节点文献
基于hadoop平台作业调度算法的研究
【作者】 余正祥;
【导师】 谢戈;
【作者基本信息】 云南大学 , 计算机应用技术, 2011, 硕士
【摘要】 互联网技术的迅猛发展,互联网数据呈现爆炸性的增长,面临海量数据处理问题。云计算作为—种新的模型提出来,发展极为迅速。云计算开源系统Hadoop模仿和实现了Google云计算的主要技术,并获得广泛的应用。Hadoop是一个在不断发展和完善的平台,在Hadoop研究中作业调度的研究是学术界和工业界的热点问题之一。改进和提高作业调度能力,能提升海量数据处理的能力。对提高Hadoop平台的性能和资源利用效率都有重要的现实意义。本文首先介绍了Hadoop的技术背景,其次介绍了Hadoop平台的核心部分,即Hadoop的分布式文件系统(HDFS)和MapReduce计算框架,详细分析了Hadoop的作业调度流程。接着研究了Hadoop平台下现有的调度算法,即FIFO算法,计算能力算法,公平调度算法。详细研究了公平调度算法。在对Hadoop平台深入了解和对其作业调度算法进行详细研究下,提出对作业调度算法的改进。首先,分析了公平调度算法的数据本地化问题,分析其中的延迟改进算法,在此算法的基础上,提出保证响应时间T的延迟算法,来保证特殊用户(如:付费用户)的服务水平协议(SLA)要求,这里主要针对短作业。
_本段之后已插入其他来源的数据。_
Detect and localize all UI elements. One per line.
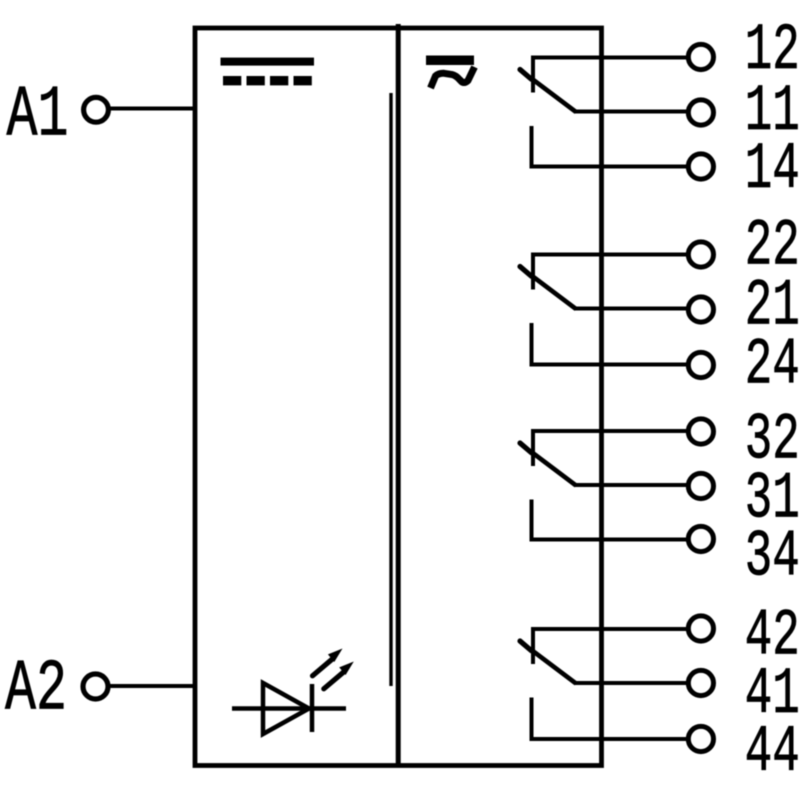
terminal 12 [688, 44, 713, 69]
wire to 42 [531, 627, 687, 631]
contact hinge vertical [531, 255, 535, 290]
LED light arrow 2 [324, 672, 344, 689]
contact hinge vertical [531, 431, 535, 466]
contact barb [520, 641, 532, 651]
wire A1 to coil [110, 107, 196, 111]
svg-text:24: 24 [745, 328, 800, 403]
NO contact vertical [530, 500, 534, 540]
svg-text:44: 44 [745, 715, 800, 790]
NO contact vertical [530, 126, 534, 167]
wire to 41 [575, 681, 687, 685]
terminal 44 [688, 726, 713, 751]
AC symbol (bar) [426, 56, 474, 66]
LED triangle [263, 683, 309, 734]
relay contact group 3 (32/31/34) [520, 403, 800, 595]
contact arm [532, 650, 577, 684]
svg-text:14: 14 [745, 132, 800, 207]
wire to 44 [530, 737, 688, 741]
terminal A1 [84, 97, 109, 122]
relay contact group 4 (42/41/44) [520, 598, 800, 790]
contact arm [532, 452, 577, 486]
LED indicator diode [232, 649, 354, 735]
wire to 22 [531, 253, 687, 257]
NO contact vertical [530, 698, 534, 740]
terminal 21 [688, 297, 713, 322]
svg-text:A1: A1 [7, 75, 69, 157]
wire A2 to coil [110, 684, 196, 688]
contact arm [532, 276, 577, 310]
terminal 32 [688, 419, 713, 444]
svg-text:34: 34 [745, 520, 800, 595]
contact barb [520, 267, 532, 277]
wire to 32 [531, 429, 687, 433]
contact barb [520, 70, 532, 80]
contact arm [532, 79, 577, 113]
terminal 41 [688, 670, 713, 695]
terminal 42 [688, 616, 713, 641]
relay contact group 2 (22/21/24) [520, 208, 800, 402]
divider between coil side and contact side [396, 24, 401, 766]
terminal 11 [688, 100, 713, 125]
wire to 24 [530, 363, 688, 367]
relay module body K1 [195, 28, 602, 766]
wire to 31 [575, 483, 687, 487]
terminal A2 [83, 674, 108, 699]
wire to 11 [575, 110, 687, 114]
terminal 24 [688, 352, 713, 377]
relay contact group 1 (12/11/14) [520, 13, 800, 207]
contact barb [520, 443, 532, 453]
LED light arrow 1 [313, 659, 333, 676]
wire to 12 [531, 56, 687, 60]
wire to 14 [530, 165, 688, 169]
wire to 21 [575, 307, 687, 311]
AC symbol (tilde) [431, 67, 475, 88]
NO contact vertical [530, 323, 534, 365]
terminal 22 [688, 242, 713, 267]
terminal 14 [688, 154, 713, 179]
DC symbol (solid bar) [221, 58, 315, 66]
wire to 34 [530, 538, 688, 542]
DC symbol (dashed bar) [223, 76, 312, 85]
LED anode/cathode wire [232, 706, 346, 711]
svg-text:A2: A2 [5, 649, 67, 731]
contact hinge vertical [531, 58, 535, 93]
terminal 31 [688, 473, 713, 498]
isolation barrier line [389, 93, 392, 686]
terminal 34 [688, 526, 713, 551]
contact hinge vertical [531, 629, 535, 664]
LED cathode bar [310, 684, 315, 732]
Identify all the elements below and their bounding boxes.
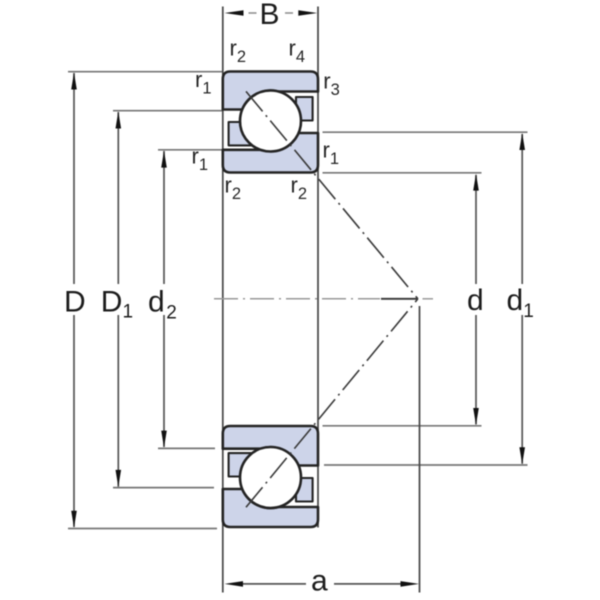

其次,希望通过利用过去的节点历史记录和学习作业属性来不断的改进作业调度,提出应用基于特征加权的朴素贝叶斯分类器算法来改进作业调度的任务分配,详细分析了算法的设计思想,并进行原型的设计和实现。最后通过实验环境的搭建来测试改进算法,首先测试了保证特定响应时间T的延迟算法,实验证明到达了响应时间T的要求,但损失了部分的数据本地化。其次,测试了基于特征加权的朴素贝叶斯分类调度算法,对其学习的能力,特征加权对性能的影响,决策的正确率以及与现有调度算法的性能进行试验对比分析。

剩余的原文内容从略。